With the progression of automation in recent years, robotic tasks such as moving objects from one location to another are similarly optimized. In this application, the extent of movement of the robot is minimized while conducting the most amount of transport jobs to support the most effective productivity of the robot. There are additional nuances within this problem as well, such as the rotational movement capabilities of the robot, the layout of the robots within the system, and the number of parts or units the robot is able to produce. While each of these factors contribute to the complexity of the job shop scheduling problem, they are all worth considering as more and more companies are proceeding in this direction to reduce labor costs and increase flexibility and safety of the enterprise.

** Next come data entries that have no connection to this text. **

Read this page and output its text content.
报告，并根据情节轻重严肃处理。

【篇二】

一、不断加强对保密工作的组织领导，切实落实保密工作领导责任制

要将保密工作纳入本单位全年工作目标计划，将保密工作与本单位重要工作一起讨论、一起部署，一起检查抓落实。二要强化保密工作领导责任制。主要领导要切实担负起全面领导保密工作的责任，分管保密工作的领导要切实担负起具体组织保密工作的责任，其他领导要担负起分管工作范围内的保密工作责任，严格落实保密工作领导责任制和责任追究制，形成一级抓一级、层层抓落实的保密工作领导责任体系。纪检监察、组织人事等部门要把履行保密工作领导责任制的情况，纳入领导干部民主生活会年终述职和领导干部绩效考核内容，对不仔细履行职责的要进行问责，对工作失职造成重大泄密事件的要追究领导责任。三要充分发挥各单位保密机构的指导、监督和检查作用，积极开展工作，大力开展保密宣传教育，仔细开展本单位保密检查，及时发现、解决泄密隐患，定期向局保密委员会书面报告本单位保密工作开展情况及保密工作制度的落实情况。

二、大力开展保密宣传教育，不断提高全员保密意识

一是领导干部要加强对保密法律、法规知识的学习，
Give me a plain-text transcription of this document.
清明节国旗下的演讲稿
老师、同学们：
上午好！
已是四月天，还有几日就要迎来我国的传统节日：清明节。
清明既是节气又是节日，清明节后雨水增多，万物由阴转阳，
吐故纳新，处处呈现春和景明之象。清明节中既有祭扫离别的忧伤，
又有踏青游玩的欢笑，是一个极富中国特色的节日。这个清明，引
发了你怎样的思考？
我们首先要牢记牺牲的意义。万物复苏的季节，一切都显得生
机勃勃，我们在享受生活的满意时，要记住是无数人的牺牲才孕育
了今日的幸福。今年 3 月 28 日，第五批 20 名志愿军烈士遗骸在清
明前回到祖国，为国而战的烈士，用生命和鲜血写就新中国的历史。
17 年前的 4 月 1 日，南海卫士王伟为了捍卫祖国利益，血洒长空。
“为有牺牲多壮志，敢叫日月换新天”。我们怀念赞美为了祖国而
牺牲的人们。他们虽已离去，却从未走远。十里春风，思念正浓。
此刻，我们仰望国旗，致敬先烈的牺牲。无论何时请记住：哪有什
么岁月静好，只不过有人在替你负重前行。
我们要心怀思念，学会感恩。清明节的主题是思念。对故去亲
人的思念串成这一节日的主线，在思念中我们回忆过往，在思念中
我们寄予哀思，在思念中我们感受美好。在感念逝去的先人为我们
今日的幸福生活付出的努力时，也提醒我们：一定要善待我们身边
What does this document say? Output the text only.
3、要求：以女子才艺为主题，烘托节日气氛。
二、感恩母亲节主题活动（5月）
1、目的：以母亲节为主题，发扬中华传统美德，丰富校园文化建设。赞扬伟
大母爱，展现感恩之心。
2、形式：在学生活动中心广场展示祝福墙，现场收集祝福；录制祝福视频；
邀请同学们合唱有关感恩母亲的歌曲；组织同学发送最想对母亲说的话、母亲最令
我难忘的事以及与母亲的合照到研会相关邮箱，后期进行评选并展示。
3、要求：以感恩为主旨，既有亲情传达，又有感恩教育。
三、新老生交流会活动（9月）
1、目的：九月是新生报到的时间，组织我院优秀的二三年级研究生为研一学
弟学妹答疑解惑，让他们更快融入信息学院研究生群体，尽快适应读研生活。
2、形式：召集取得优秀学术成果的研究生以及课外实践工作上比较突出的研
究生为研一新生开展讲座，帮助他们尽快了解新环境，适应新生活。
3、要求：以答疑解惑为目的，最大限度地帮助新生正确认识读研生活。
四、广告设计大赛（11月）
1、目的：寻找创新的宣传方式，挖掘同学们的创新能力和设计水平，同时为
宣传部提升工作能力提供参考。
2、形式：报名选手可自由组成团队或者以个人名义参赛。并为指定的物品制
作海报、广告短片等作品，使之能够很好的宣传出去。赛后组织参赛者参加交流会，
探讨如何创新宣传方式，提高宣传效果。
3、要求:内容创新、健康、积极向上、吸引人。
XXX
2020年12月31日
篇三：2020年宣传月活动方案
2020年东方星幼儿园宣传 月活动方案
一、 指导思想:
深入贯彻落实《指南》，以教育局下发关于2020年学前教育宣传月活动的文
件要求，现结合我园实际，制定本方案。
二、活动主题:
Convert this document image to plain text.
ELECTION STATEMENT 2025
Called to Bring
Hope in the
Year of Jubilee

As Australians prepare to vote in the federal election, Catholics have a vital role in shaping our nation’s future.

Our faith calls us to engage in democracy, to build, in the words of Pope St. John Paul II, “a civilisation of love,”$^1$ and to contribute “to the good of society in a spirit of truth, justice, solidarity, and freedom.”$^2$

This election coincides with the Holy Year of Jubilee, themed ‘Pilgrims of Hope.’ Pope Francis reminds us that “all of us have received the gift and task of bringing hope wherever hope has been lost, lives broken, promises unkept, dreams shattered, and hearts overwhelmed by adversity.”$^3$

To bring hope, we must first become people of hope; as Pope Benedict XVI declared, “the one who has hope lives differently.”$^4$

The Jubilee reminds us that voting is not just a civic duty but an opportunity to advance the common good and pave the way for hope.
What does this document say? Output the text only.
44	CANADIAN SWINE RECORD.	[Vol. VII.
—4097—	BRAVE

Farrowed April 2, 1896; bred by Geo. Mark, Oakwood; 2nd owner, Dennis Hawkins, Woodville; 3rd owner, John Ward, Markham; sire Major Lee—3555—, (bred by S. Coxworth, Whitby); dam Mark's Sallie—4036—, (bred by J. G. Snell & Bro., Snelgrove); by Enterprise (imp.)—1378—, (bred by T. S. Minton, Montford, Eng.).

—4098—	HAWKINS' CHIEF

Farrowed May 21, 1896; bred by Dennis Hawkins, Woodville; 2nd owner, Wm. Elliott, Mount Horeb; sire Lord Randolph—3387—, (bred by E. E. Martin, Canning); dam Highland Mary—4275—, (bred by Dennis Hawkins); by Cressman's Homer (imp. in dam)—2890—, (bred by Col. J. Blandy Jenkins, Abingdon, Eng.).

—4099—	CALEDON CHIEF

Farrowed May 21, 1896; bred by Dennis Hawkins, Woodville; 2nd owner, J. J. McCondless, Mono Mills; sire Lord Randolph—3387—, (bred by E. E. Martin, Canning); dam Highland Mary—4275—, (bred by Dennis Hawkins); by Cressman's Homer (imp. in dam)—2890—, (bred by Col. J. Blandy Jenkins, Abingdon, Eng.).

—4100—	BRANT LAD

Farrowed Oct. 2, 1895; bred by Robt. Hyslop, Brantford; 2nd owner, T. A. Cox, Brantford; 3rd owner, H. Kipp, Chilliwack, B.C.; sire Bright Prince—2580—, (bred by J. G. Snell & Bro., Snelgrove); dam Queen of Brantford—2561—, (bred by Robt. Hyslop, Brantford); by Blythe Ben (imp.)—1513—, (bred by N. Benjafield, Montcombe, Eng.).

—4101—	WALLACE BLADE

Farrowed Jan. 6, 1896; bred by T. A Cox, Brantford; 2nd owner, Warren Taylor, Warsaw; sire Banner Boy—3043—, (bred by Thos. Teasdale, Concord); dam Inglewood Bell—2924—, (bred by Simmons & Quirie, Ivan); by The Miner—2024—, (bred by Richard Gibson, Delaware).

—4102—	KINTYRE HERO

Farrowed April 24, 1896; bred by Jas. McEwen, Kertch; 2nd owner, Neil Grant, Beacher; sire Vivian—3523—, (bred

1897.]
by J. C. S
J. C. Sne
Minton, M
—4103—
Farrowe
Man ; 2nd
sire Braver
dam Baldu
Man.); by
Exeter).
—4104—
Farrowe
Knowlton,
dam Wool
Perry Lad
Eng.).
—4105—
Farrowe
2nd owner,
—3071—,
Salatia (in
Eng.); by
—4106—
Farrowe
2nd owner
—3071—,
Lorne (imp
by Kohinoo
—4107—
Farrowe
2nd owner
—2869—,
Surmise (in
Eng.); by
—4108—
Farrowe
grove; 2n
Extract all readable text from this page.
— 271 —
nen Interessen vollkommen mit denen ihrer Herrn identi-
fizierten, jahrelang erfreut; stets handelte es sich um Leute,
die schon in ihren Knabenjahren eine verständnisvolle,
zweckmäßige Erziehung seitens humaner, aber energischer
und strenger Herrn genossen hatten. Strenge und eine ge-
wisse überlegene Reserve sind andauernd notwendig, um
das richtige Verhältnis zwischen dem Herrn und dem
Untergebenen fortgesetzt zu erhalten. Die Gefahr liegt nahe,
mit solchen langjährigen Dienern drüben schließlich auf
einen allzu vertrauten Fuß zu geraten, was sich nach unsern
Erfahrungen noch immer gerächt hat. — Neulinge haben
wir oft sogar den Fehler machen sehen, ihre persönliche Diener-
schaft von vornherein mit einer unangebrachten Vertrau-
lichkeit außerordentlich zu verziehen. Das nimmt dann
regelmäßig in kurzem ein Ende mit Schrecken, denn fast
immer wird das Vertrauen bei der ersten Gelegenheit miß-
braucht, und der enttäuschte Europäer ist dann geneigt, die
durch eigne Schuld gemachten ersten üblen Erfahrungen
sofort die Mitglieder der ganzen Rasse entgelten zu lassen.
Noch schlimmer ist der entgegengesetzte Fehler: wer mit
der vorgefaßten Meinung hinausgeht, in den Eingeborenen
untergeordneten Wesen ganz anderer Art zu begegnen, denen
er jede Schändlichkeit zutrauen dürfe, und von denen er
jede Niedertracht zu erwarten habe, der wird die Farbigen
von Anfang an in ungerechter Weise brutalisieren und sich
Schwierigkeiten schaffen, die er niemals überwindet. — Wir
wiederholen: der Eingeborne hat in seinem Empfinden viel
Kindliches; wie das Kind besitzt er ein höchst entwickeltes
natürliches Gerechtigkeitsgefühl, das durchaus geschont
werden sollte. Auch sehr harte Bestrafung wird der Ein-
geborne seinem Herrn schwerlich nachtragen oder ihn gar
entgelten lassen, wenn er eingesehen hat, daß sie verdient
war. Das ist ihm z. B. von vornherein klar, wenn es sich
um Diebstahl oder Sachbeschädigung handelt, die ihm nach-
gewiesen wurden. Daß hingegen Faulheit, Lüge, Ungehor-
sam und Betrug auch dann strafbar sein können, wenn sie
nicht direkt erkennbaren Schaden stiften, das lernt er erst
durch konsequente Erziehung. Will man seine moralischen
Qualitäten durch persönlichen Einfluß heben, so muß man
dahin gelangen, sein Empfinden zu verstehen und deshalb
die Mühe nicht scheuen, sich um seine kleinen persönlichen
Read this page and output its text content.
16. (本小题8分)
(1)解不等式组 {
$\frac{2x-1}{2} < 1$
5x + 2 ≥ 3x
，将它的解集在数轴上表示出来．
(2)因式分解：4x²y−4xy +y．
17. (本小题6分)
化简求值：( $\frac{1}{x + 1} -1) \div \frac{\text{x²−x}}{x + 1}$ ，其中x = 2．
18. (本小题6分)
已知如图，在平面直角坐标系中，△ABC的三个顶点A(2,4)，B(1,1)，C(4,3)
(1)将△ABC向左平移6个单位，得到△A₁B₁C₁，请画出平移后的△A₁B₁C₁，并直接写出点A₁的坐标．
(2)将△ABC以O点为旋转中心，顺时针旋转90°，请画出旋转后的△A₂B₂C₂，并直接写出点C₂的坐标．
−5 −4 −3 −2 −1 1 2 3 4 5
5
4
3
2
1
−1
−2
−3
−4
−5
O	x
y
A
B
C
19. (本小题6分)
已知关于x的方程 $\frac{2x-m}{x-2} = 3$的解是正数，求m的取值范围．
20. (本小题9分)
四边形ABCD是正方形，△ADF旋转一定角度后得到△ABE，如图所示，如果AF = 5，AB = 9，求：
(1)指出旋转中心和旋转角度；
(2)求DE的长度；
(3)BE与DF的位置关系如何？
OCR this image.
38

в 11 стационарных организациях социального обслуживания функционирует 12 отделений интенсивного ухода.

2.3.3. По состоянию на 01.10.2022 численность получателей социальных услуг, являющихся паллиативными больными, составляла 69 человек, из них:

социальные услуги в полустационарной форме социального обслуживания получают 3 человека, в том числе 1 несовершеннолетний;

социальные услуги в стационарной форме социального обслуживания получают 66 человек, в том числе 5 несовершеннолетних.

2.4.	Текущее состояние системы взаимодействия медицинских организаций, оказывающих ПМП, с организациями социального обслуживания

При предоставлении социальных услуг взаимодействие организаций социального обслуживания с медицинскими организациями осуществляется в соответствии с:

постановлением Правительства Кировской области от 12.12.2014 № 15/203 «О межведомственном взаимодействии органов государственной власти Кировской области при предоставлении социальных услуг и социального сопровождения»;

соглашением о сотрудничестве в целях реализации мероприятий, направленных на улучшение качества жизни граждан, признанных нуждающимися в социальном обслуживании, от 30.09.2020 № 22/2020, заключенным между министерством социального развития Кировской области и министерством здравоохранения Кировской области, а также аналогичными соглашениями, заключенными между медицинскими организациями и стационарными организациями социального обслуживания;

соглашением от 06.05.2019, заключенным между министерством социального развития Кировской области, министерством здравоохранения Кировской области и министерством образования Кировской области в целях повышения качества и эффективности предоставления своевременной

JSSPs are used to optimize the allocation of shared resources in order to reduce the time and cost needed in order to complete a set amount of tasks. JSSPs account for the number of resources available, the operations needed to complete a job or task, the required order of operations, the necessary resources needed for each operation, as well as the necessary time needed with a resource for each operation in order to create an optimal schedule to complete all jobs. While this problem is used predominately for machining purposes, as the name implies, it can be adapted to be used on a variety of other cases within and outside of manufacturing. Other applications for this problem include the optimization of a computer's processing power as it executes multiple programs and optimization of automated equipment or robots.